Nach dem EM-Aus schnauzte der Captain De Bruyne auf die Frage zur sogenannten goldenen Generation: «Was ist eine goldene Generation?» Seinen Frust über den Zustand des Nationalteams legte er dann im September offen, als er nach der neuerlichen Pleite gegen Frankreich am Spielfeldrand schimpfend damit drohte, seine Karriere im Nationalteam zu beenden.

«Ik stop», liess sich von De Bruynes Lippen ablesen: Ich höre auf! Mit glühend rotem Kopf schonte der Spielmacher weder die Mitspieler noch den Trainer. Wenn es für die Spitze nicht mehr reiche, müsse man zumindest alles geben – was einige nicht getan hätten. Zudem stehe man «mit zu vielen Leuten hinten drin», weshalb es kaum eine Verbindung nach vorn gebe, beklagte er damals. Immer wieder rieb er sich dabei die Augen. Seit dem Sieg im EM-Achtelfinal 2021 gegen Portugal hat Belgien kein Pflichtspiel mehr gegen eine Nation gewonnen, die sich in der Weltrangliste unter den ersten 20 befindet.

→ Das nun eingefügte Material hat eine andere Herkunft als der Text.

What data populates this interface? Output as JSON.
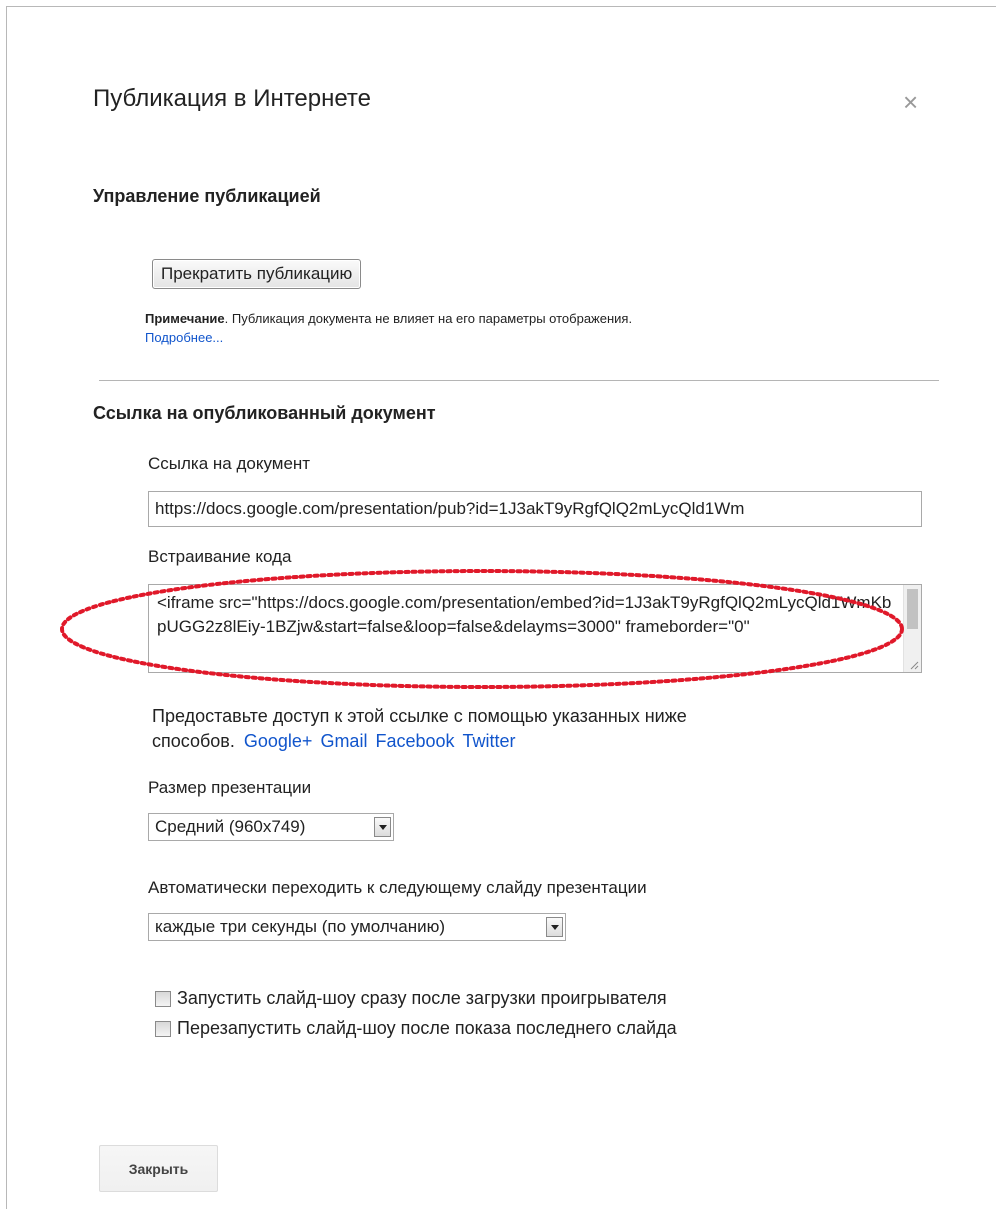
{
  "dialog": {
    "title": "Публикация в Интернете",
    "close_glyph": "×"
  },
  "manage": {
    "heading": "Управление публикацией",
    "stop_button": "Прекратить публикацию",
    "note_bold": "Примечание",
    "note_text": ". Публикация документа не влияет на его параметры отображения.",
    "more_link": "Подробнее..."
  },
  "published": {
    "heading": "Ссылка на опубликованный документ",
    "link_label": "Ссылка на документ",
    "link_value": "https://docs.google.com/presentation/pub?id=1J3akT9yRgfQlQ2mLycQld1Wm",
    "embed_label": "Встраивание кода",
    "embed_value": "<iframe src=\"https://docs.google.com/presentation/embed?id=1J3akT9yRgfQlQ2mLycQld1WmKbpUGG2z8lEiy-1BZjw&start=false&loop=false&delayms=3000\" frameborder=\"0\"",
    "share_text_1": "Предоставьте доступ к этой ссылке с помощью указанных ниже",
    "share_text_2": "способов.",
    "share_links": [
      "Google+",
      "Gmail",
      "Facebook",
      "Twitter"
    ],
    "size_label": "Размер презентации",
    "size_selected": "Средний (960x749)",
    "advance_label": "Автоматически переходить к следующему слайду презентации",
    "advance_selected": "каждые три секунды (по умолчанию)",
    "checkbox_start": "Запустить слайд-шоу сразу после загрузки проигрывателя",
    "checkbox_restart": "Перезапустить слайд-шоу после показа последнего слайда",
    "checkbox_start_checked": false,
    "checkbox_restart_checked": false
  },
  "footer": {
    "close_button": "Закрыть"
  },
  "colors": {
    "link": "#1155cc",
    "highlight": "#e0192a",
    "divider": "#b5b5b5"
  },
  "icons": {
    "close": "close-icon",
    "dropdown": "chevron-down-icon",
    "resize": "resize-grip-icon"
  }
}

Für die Länderspiele im Oktober und auch für die nächsten im November sagte der 33-Jährige ab. Jüngst hatte er bei Manchester City angeschlagen gefehlt, sein Trainer Josep Guardiola sagte, die Verletzung sei aber keine grosse Sache. Tedesco begründete De Bruynes Absenz damit, dass sich dieser so «um seinen Körper kümmern» könne.

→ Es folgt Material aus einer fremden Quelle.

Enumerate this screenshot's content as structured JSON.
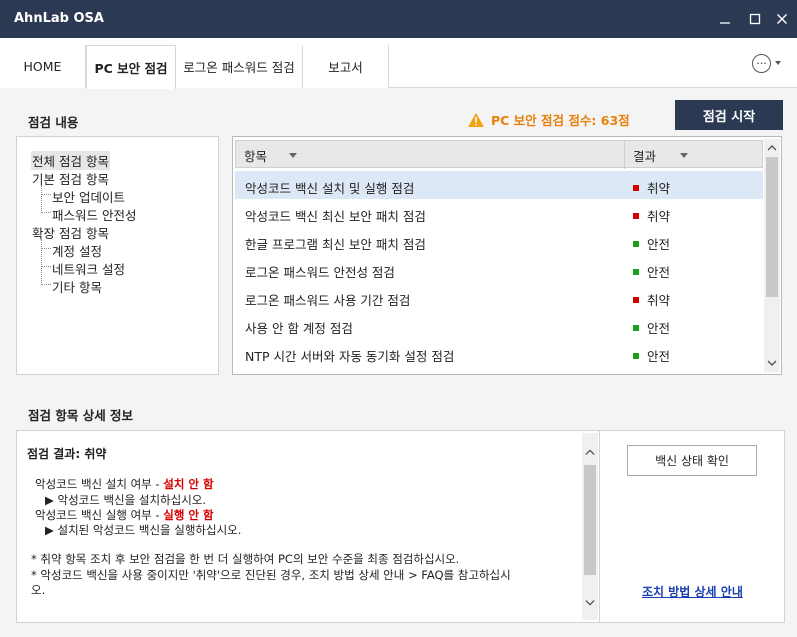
{
  "window": {
    "title": "AhnLab OSA"
  },
  "tabs": [
    {
      "label": "HOME"
    },
    {
      "label": "PC 보안 점검"
    },
    {
      "label": "로그온 패스워드 점검"
    },
    {
      "label": "보고서"
    }
  ],
  "more_menu": {
    "glyph": "···"
  },
  "check": {
    "section_title": "점검 내용",
    "score_text": "PC 보안 점검 점수: 63점",
    "start_button": "점검 시작"
  },
  "tree": {
    "root": "전체 점검 항목",
    "basic": "기본 점검 항목",
    "basic_children": [
      "보안 업데이트",
      "패스워드 안전성"
    ],
    "extended": "확장 점검 항목",
    "extended_children": [
      "계정 설정",
      "네트워크 설정",
      "기타 항목"
    ]
  },
  "grid": {
    "col_item": "항목",
    "col_result": "결과",
    "rows": [
      {
        "name": "악성코드 백신 설치 및 실행 점검",
        "result": "취약",
        "status_color": "#d40000"
      },
      {
        "name": "악성코드 백신 최신 보안 패치 점검",
        "result": "취약",
        "status_color": "#d40000"
      },
      {
        "name": "한글 프로그램 최신 보안 패치 점검",
        "result": "안전",
        "status_color": "#1aa01a"
      },
      {
        "name": "로그온 패스워드 안전성 점검",
        "result": "안전",
        "status_color": "#1aa01a"
      },
      {
        "name": "로그온 패스워드 사용 기간 점검",
        "result": "취약",
        "status_color": "#d40000"
      },
      {
        "name": "사용 안 함 계정 점검",
        "result": "안전",
        "status_color": "#1aa01a"
      },
      {
        "name": "NTP 시간 서버와 자동 동기화 설정 점검",
        "result": "안전",
        "status_color": "#1aa01a"
      }
    ]
  },
  "detail": {
    "section_title": "점검 항목 상세 정보",
    "result_line": "점검 결과: 취약",
    "install_label": "악성코드 백신 설치 여부 - ",
    "install_value": "설치 안 함",
    "install_hint": "▶ 악성코드 백신을 설치하십시오.",
    "run_label": "악성코드 백신 실행 여부 - ",
    "run_value": "실행 안 함",
    "run_hint": "▶ 설치된 악성코드 백신을 실행하십시오.",
    "note1": "* 취약 항목 조치 후 보안 점검을 한 번 더 실행하여 PC의 보안 수준을 최종 점검하십시오.",
    "note2a": "* 악성코드 백신을 사용 중이지만 '취약'으로 진단된 경우, 조치 방법 상세 안내 > FAQ를 참고하십시",
    "note2b": "오."
  },
  "side": {
    "vaccine_button": "백신 상태 확인",
    "guide_link": "조치 방법 상세 안내"
  },
  "colors": {
    "titlebar": "#2b3a52",
    "warning": "#e8810c",
    "critical": "#d80000",
    "link": "#1a3fb0"
  }
}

Grundsätzlich hat De Bruyne in Aussicht gestellt, bis zur WM 2026 an Bord zu bleiben, sein Vertrag in Manchester läuft derweil zum Saisonende aus. Ihm fehlt nur noch ein Titel mit Belgien, um seine Karriere zu vergolden. Im Klubfussball hat De Bruyne alle möglichen Pokale geholt.

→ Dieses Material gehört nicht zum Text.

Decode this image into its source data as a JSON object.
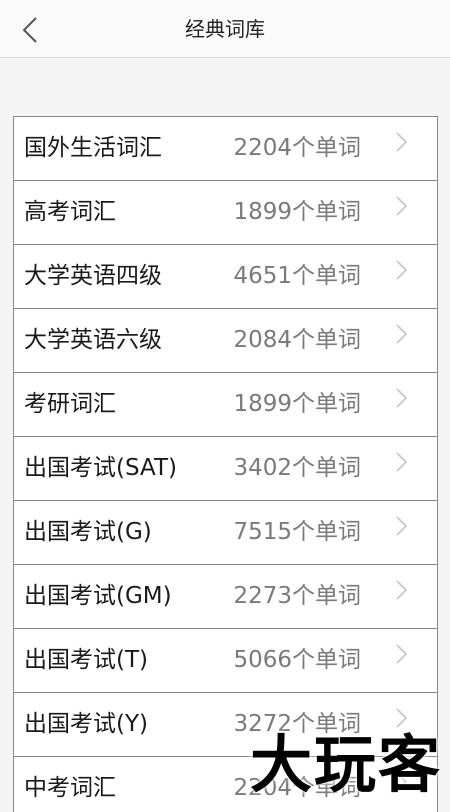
{
  "header": {
    "title": "经典词库",
    "back_icon": "chevron-left-icon"
  },
  "wordbanks": [
    {
      "name": "国外生活词汇",
      "count": "2204个单词"
    },
    {
      "name": "高考词汇",
      "count": "1899个单词"
    },
    {
      "name": "大学英语四级",
      "count": "4651个单词"
    },
    {
      "name": "大学英语六级",
      "count": "2084个单词"
    },
    {
      "name": "考研词汇",
      "count": "1899个单词"
    },
    {
      "name": "出国考试(SAT)",
      "count": "3402个单词"
    },
    {
      "name": "出国考试(G)",
      "count": "7515个单词"
    },
    {
      "name": "出国考试(GM)",
      "count": "2273个单词"
    },
    {
      "name": "出国考试(T)",
      "count": "5066个单词"
    },
    {
      "name": "出国考试(Y)",
      "count": "3272个单词"
    },
    {
      "name": "中考词汇",
      "count": "2204个单词"
    }
  ],
  "row_icon": "chevron-right-icon",
  "watermark": "大玩客"
}
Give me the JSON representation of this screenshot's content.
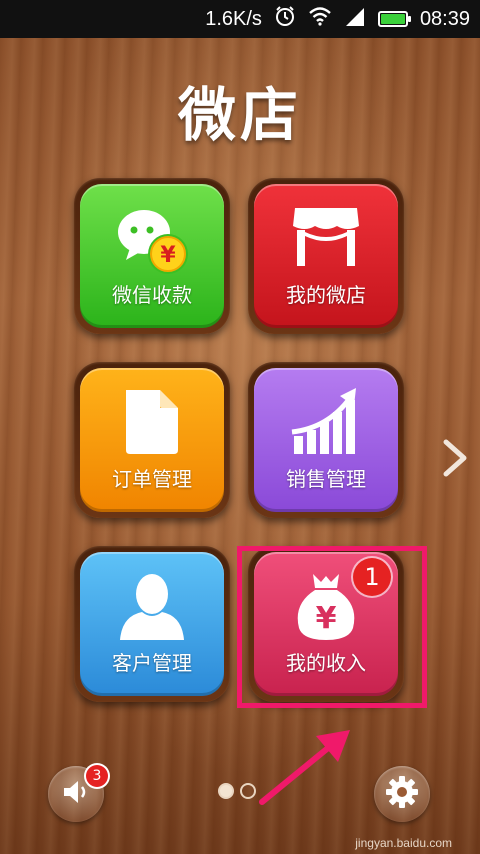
{
  "status_bar": {
    "speed": "1.6K/s",
    "time": "08:39",
    "battery_color": "#3bd13b"
  },
  "app": {
    "title": "微店"
  },
  "tiles": [
    {
      "id": "wechat-pay",
      "label": "微信收款",
      "icon": "chat-yuan-icon"
    },
    {
      "id": "my-store",
      "label": "我的微店",
      "icon": "storefront-icon"
    },
    {
      "id": "orders",
      "label": "订单管理",
      "icon": "document-icon"
    },
    {
      "id": "sales",
      "label": "销售管理",
      "icon": "growth-chart-icon"
    },
    {
      "id": "customers",
      "label": "客户管理",
      "icon": "person-icon"
    },
    {
      "id": "income",
      "label": "我的收入",
      "icon": "money-bag-icon",
      "badge": "1"
    }
  ],
  "currency_symbol": "¥",
  "footer": {
    "sound_badge": "3",
    "watermark": "jingyan.baidu.com"
  },
  "pager": {
    "current": 1,
    "total": 2
  },
  "colors": {
    "highlight": "#f0196a",
    "badge": "#e52222"
  }
}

Auch Lukaku und Courtois bleiben dem Nationalteam fern

Neben De Bruyne verzichtete auch Romelu Lukaku auf eine Berufung, er hatte Tedesco schon im September gebeten, ihn nicht zu berücksichtigen. Damals war der Angreifer erst am letzten Transfertag vom FC Chelsea zur SSC Neapel gewechselt und wähnte sich in nicht adäquater körperlicher Verfassung. Nun bekräftigte der Trainer, dass Lukaku weiterhin mit Einsätzen über die volle Spieldauer zu kämpfen habe – obwohl er in Napoli jüngst in allen Ligaspielen in der Startformation gestanden hatte und erst spät in der zweiten Halbzeit ausgewechselt wurde.

Lukakus Fehlen wirkt wie eine bittere Pointe für Tedesco, der den Stürmer bisher durchgehend gestärkt hatte. Damit brachte der Trainer sogar den Weltklasse-Goalie Courtois von Real Madrid gegen sich auf. In einem für Courtois persönlich wichtigen Spiel im Juni 2023 nahm ihm Tedesco (in Abwesenheit von De Bruyne) die Captainbinde weg – und gab sie Lukaku. Courtois reiste beleidigt ab, Tedesco machte die Sache publik. Seitdem absolvierte der 32-Jährige kein Spiel mehr für das belgische Nationalteam. Kürzlich kündigte der Goalie an, unter Tedesco nicht mehr für Belgien zu kicken.

Die Probleme des Teams korrelieren mit den Querelen im Verband. So hat Tedesco in seiner Zeit als belgischer Nationaltrainer seit Februar 2023 etwa vier CEO kennengelernt. Um die Kompetenz zu erhöhen, wurde mit Tedesco der Technische Direktor Frank Vercauteren angestellt. Dessen Vertrag läuft zum Jahresende aus und wird nicht verlängert. Der Kontrakt des Trainers läuft noch bis zur WM 2026.